People have long brought complaints about classical-nude paintings and sexually-themed art in public workspaces, claiming they are sexual harassment in the form of an "offensive" or "hostile work environment," despite the free-speech issues that seemingly raises. See, e.g., amicus brief of Individual Rights Foundation, et al., in Lyle v. Warner Brothers, 132 P.3d 211 (Cal. 2006) (listing examples); see Stair v. Lehigh Valley Carpenters (trial judge finds harassment almost entirely based on sexually-themed calendars).
Will domestic employees now do the same about paintings and other works displayed by homeowners in private homes? Logically, they might be able to, if New York sexual harassment law applies, although that may raise free-speech concerns. (A state intermediate appeals court, the Appellate Division for the First Department, has suggested that the "severe or pervasive" requirement for sexual harassment claims that applies under federal sexual harassment law does not apply under New York City's civil-rights ordinance, meaning speech-based claims may be easier to bring in New York City than under federal law).
Sexual harassment laws have been allowed to reach speech in ordinary workplaces given a tradition of greater regulation of speech in the labor-relations context, as in the Gissel Packing case.
But that's not true of homes. People have a right to free speech, including sexually-themed speech, in their own home. See Stanley v. Georgia, 394 U.S. 557 (1969) (even obscene speech is protected in the home, given homeowners' privacy interests); City of Ladue v. Gilleo, 512 U.S. 43 (1994) (invalidating residential sign ban).

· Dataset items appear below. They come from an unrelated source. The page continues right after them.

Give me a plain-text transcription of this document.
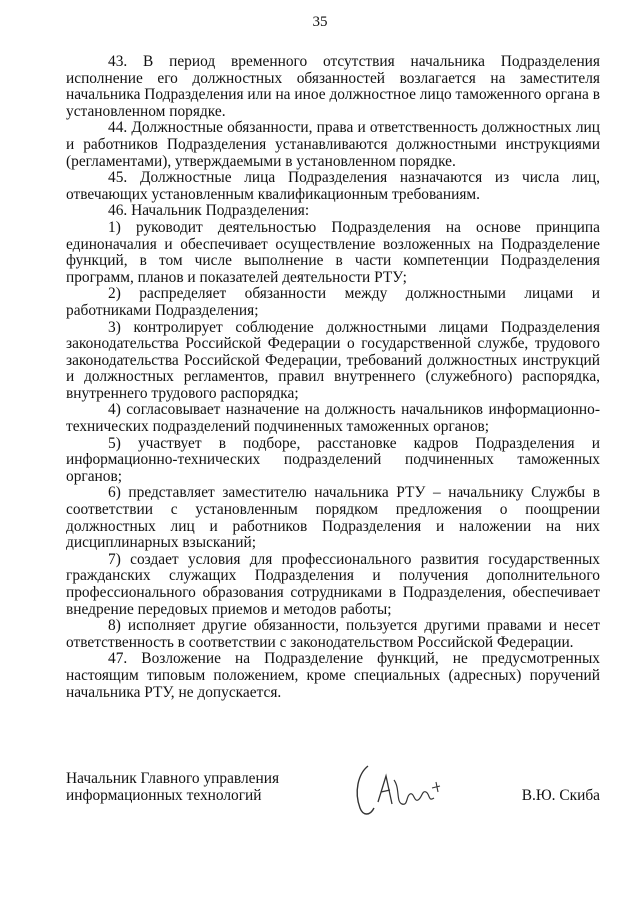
35

43. В период временного отсутствия начальника Подразделения исполнение его должностных обязанностей возлагается на заместителя начальника Подразделения или на иное должностное лицо таможенного органа в установленном порядке.

44. Должностные обязанности, права и ответственность должностных лиц и работников Подразделения устанавливаются должностными инструкциями (регламентами), утверждаемыми в установленном порядке.

45. Должностные лица Подразделения назначаются из числа лиц, отвечающих установленным квалификационным требованиям.

46. Начальник Подразделения:

1) руководит деятельностью Подразделения на основе принципа единоначалия и обеспечивает осуществление возложенных на Подразделение функций, в том числе выполнение в части компетенции Подразделения программ, планов и показателей деятельности РТУ;

2) распределяет обязанности между должностными лицами и работниками Подразделения;

3) контролирует соблюдение должностными лицами Подразделения законодательства Российской Федерации о государственной службе, трудового законодательства Российской Федерации, требований должностных инструкций и должностных регламентов, правил внутреннего (служебного) распорядка, внутреннего трудового распорядка;

4) согласовывает назначение на должность начальников информационно-технических подразделений подчиненных таможенных органов;

5) участвует в подборе, расстановке кадров Подразделения и информационно-технических подразделений подчиненных таможенных органов;

6) представляет заместителю начальника РТУ – начальнику Службы в соответствии с установленным порядком предложения о поощрении должностных лиц и работников Подразделения и наложении на них дисциплинарных взысканий;

7) создает условия для профессионального развития государственных гражданских служащих Подразделения и получения дополнительного профессионального образования сотрудниками в Подразделения, обеспечивает внедрение передовых приемов и методов работы;

8) исполняет другие обязанности, пользуется другими правами и несет ответственность в соответствии с законодательством Российской Федерации.

47. Возложение на Подразделение функций, не предусмотренных настоящим типовым положением, кроме специальных (адресных) поручений начальника РТУ, не допускается.

Начальник Главного управления
информационных технологий	В.Ю. Скиба
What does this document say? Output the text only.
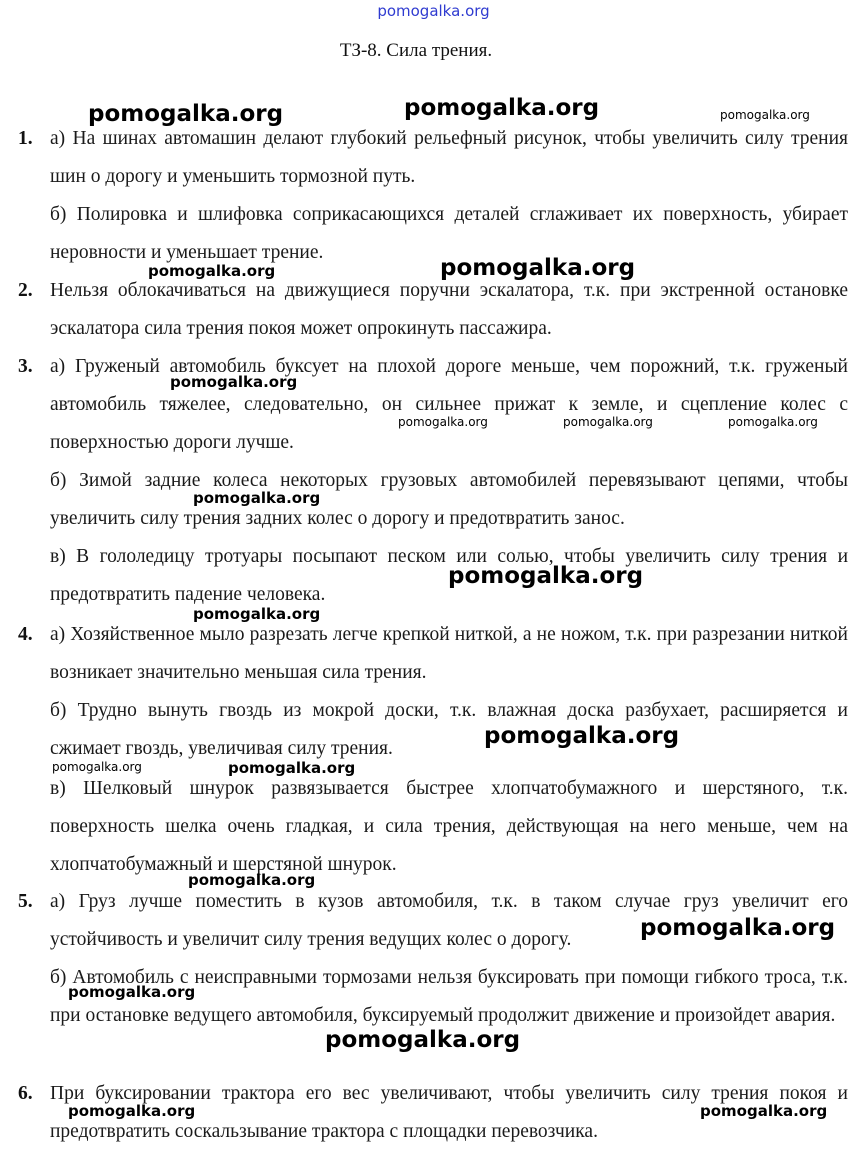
pomogalka.org
ТЗ-8. Сила трения.
1. а) На шинах автомашин делают глубокий рельефный рисунок, чтобы увеличить силу трения шин о дорогу и уменьшить тормозной путь.

б) Полировка и шлифовка соприкасающихся деталей сглаживает их поверхность, убирает неровности и уменьшает трение.

2. Нельзя облокачиваться на движущиеся поручни эскалатора, т.к. при экстренной остановке эскалатора сила трения покоя может опрокинуть пассажира.

3. а) Груженый автомобиль буксует на плохой дороге меньше, чем порожний, т.к. груженый автомобиль тяжелее, следовательно, он сильнее прижат к земле, и сцепление колес с поверхностью дороги лучше.

б) Зимой задние колеса некоторых грузовых автомобилей перевязывают цепями, чтобы увеличить силу трения задних колес о дорогу и предотвратить занос.

в) В гололедицу тротуары посыпают песком или солью, чтобы увеличить силу трения и предотвратить падение человека.

4. а) Хозяйственное мыло разрезать легче крепкой ниткой, а не ножом, т.к. при разрезании ниткой возникает значительно меньшая сила трения.

б) Трудно вынуть гвоздь из мокрой доски, т.к. влажная доска разбухает, расширяется и сжимает гвоздь, увеличивая силу трения.

в) Шелковый шнурок развязывается быстрее хлопчатобумажного и шерстяного, т.к. поверхность шелка очень гладкая, и сила трения, действующая на него меньше, чем на хлопчатобумажный и шерстяной шнурок.

5. а) Груз лучше поместить в кузов автомобиля, т.к. в таком случае груз увеличит его устойчивость и увеличит силу трения ведущих колес о дорогу.

б) Автомобиль с неисправными тормозами нельзя буксировать при помощи гибкого троса, т.к. при остановке ведущего автомобиля, буксируемый продолжит движение и произойдет авария.

6. При буксировании трактора его вес увеличивают, чтобы увеличить силу трения покоя и предотвратить соскальзывание трактора с площадки перевозчика.

pomogalka.org	pomogalka.org	pomogalka.org
pomogalka.org	pomogalka.org
pomogalka.org
pomogalka.org	pomogalka.org	pomogalka.org
pomogalka.org
pomogalka.org
pomogalka.org
pomogalka.org
pomogalka.org	pomogalka.org
pomogalka.org
pomogalka.org
pomogalka.org
pomogalka.org
pomogalka.org	pomogalka.org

A domestic worker's "right" to be free of sexually-themed paintings or other works that affect her work environment will now be pitted against the homeowner's right to display those paintings in the home. But a harassment law "is only a statute. It cannot supersede the requirements of the First Amendment." UWM Post, Inc. v. Board of Regents of Univ. of Wisconsin System, 774 F. Supp. 1163 (E.D. Wis. 1991)(invalidating harassment code on free speech grounds); see also Lyle v. Warner Bros., 132 P.3d 211 (Cal. 2006)(Chin, J., concurring) (state free-speech clause limited liability for sexually-themed speech deemed to contribute to offensive working environment); Dambrot v. Central Michigan University, 55 F.3d 1177 (6th Cir. 1995) (invalidating harassment code on free speech grounds).